Passing the Plate – Emerson/Smith/Snell

 Smith, Christian; Emerson, Michael O.; and Snell, Patricia. Passing the Plate: Why American Christians Don’t Give Away More Money.  Oxford: University Press, 2008 .  pp 288

Rev Scott Budlong

Rev Scott Budlong

Passing the Plate is a book that is keenly designed to help church professionals understand the larger context of Christian giving in America.  To this extent, the book is unrivaled in presenting, with solid data, what our giving patterns are in the church.  Passing the Plate is a 288 page compellation of studies, statistics, and surveys intertwined with short arguments about common misconceptions and myths in the culture of Christian giving.   The adage may be true that whenever three Disciples are in a room there are four opinions.  In Passing the Plate, the author makes conclusive statement about giving on a macro and micro level with strong statistical reasoning.  There is little room in this book for unsupported opinions.  The authors clearly exposes, from a macro level, the ways which Christian giving has decline in the last hundred years.  From the micro level of giving, the authors debunk common misconceptions about lack of giving due to individual motivations.  For example, why do Americans have so much more income now but give proportionally less to their churches?  Read the book and you will find out.  ***Spoiler Alert*** The most significant part of the answer has to do with the lack of confidence they feel in how their money will be used to make a difference.  I will not spoil what the surveys suggest would correct this barrier. 
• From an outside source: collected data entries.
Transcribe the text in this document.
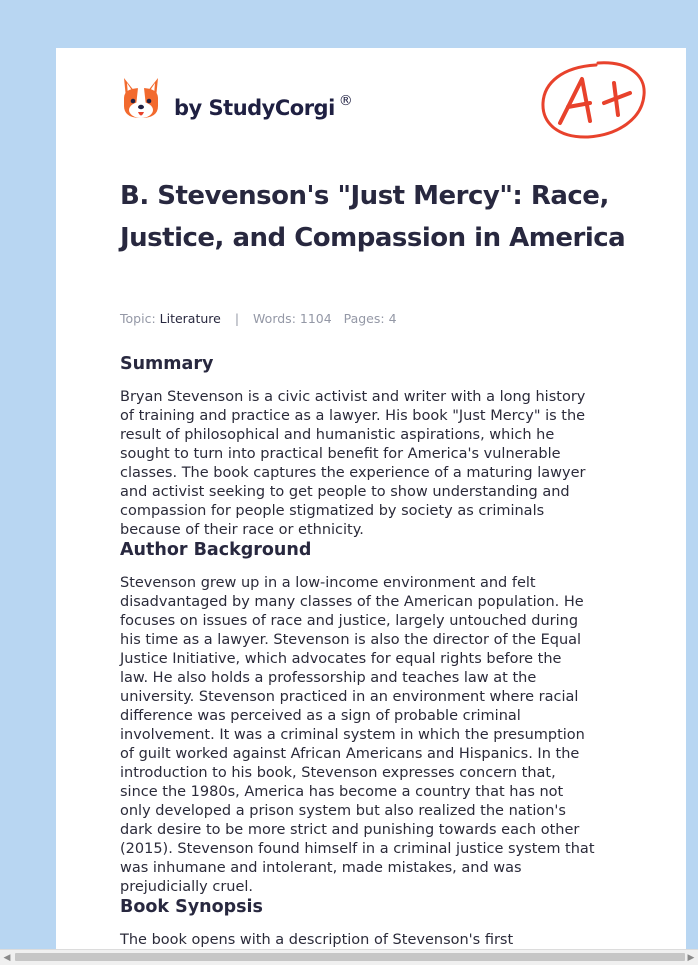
by StudyCorgi ®
B. Stevenson's "Just Mercy": Race, Justice, and Compassion in America
Topic: Literature | Words: 1104 Pages: 4
Summary

Bryan Stevenson is a civic activist and writer with a long history
of training and practice as a lawyer. His book "Just Mercy" is the
result of philosophical and humanistic aspirations, which he
sought to turn into practical benefit for America's vulnerable
classes. The book captures the experience of a maturing lawyer
and activist seeking to get people to show understanding and
compassion for people stigmatized by society as criminals
because of their race or ethnicity.

Author Background

Stevenson grew up in a low-income environment and felt
disadvantaged by many classes of the American population. He
focuses on issues of race and justice, largely untouched during
his time as a lawyer. Stevenson is also the director of the Equal
Justice Initiative, which advocates for equal rights before the
law. He also holds a professorship and teaches law at the
university. Stevenson practiced in an environment where racial
difference was perceived as a sign of probable criminal
involvement. It was a criminal system in which the presumption
of guilt worked against African Americans and Hispanics. In the
introduction to his book, Stevenson expresses concern that,
since the 1980s, America has become a country that has not
only developed a prison system but also realized the nation's
dark desire to be more strict and punishing towards each other
(2015). Stevenson found himself in a criminal justice system that
was inhumane and intolerant, made mistakes, and was
prejudicially cruel.

Book Synopsis

The book opens with a description of Stevenson's first

◀	▶
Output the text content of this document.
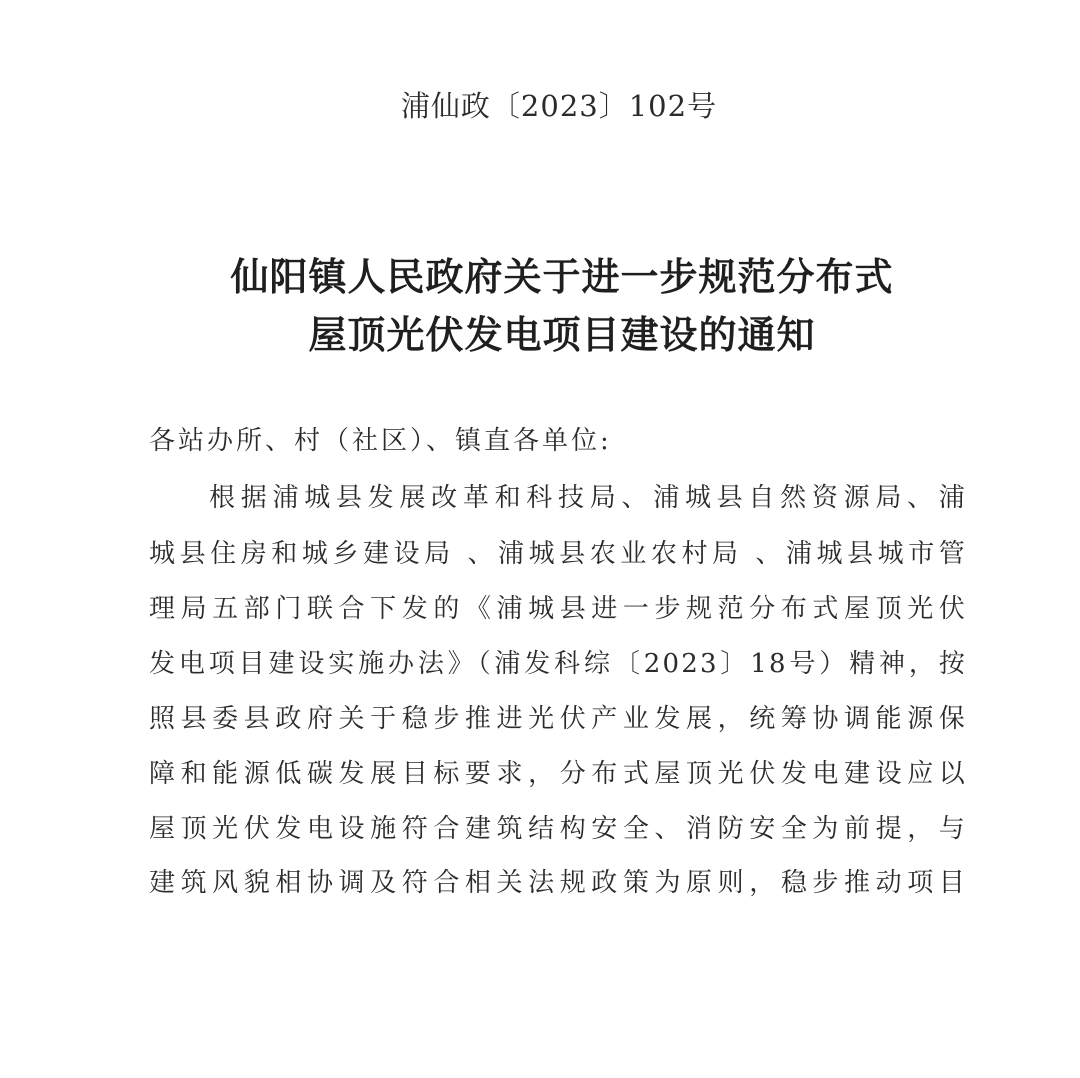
浦仙政〔2023〕102号
仙阳镇人民政府关于进一步规范分布式
屋顶光伏发电项目建设的通知
各站办所、村（社区）、镇直各单位:
根据浦城县发展改革和科技局、浦城县自然资源局、浦
城县住房和城乡建设局 、浦城县农业农村局 、浦城县城市管
理局五部门联合下发的《浦城县进一步规范分布式屋顶光伏
发电项目建设实施办法》（浦发科综〔2023〕18号）精神，按
照县委县政府关于稳步推进光伏产业发展，统筹协调能源保
障和能源低碳发展目标要求，分布式屋顶光伏发电建设应以
屋顶光伏发电设施符合建筑结构安全、消防安全为前提，与
建筑风貌相协调及符合相关法规政策为原则，稳步推动项目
This book is for any church professional (i.e. pastor) who needs to understand and the church’s financial situation before they buy another how-to-stewardship book.  If you are a trusting reader, and you don’t need to know all the data and details, then this book may only take a few hours to read.  It is simply laid out with clear titles and bolded main points.  It’s very easy to skim. However, if you need to know the full reasoning as to how the authors came to their simple conclusions, the book can be quite cumbersome and long due the thoroughness with which the authors likes to support their arguments.  Also, there are few attempts at levity which makes for good going-to-sleep reading and not-so-good reading during at the office. 

Passing the Plate is the best comprehensive study I’ve seen with regards to understanding why some “best-practices” in church stewardship yield no results.  In turn, the book also helps explain what some of the trade-offs might be in implementing new strategies.  You will not find practical solutions to combat low giving in your church, but I am confident you will understand giving better by the time you are done.   As my favorite G.I. Joe used to say, “knowing is half the battle,” and this seems to be full of facts worth knowing.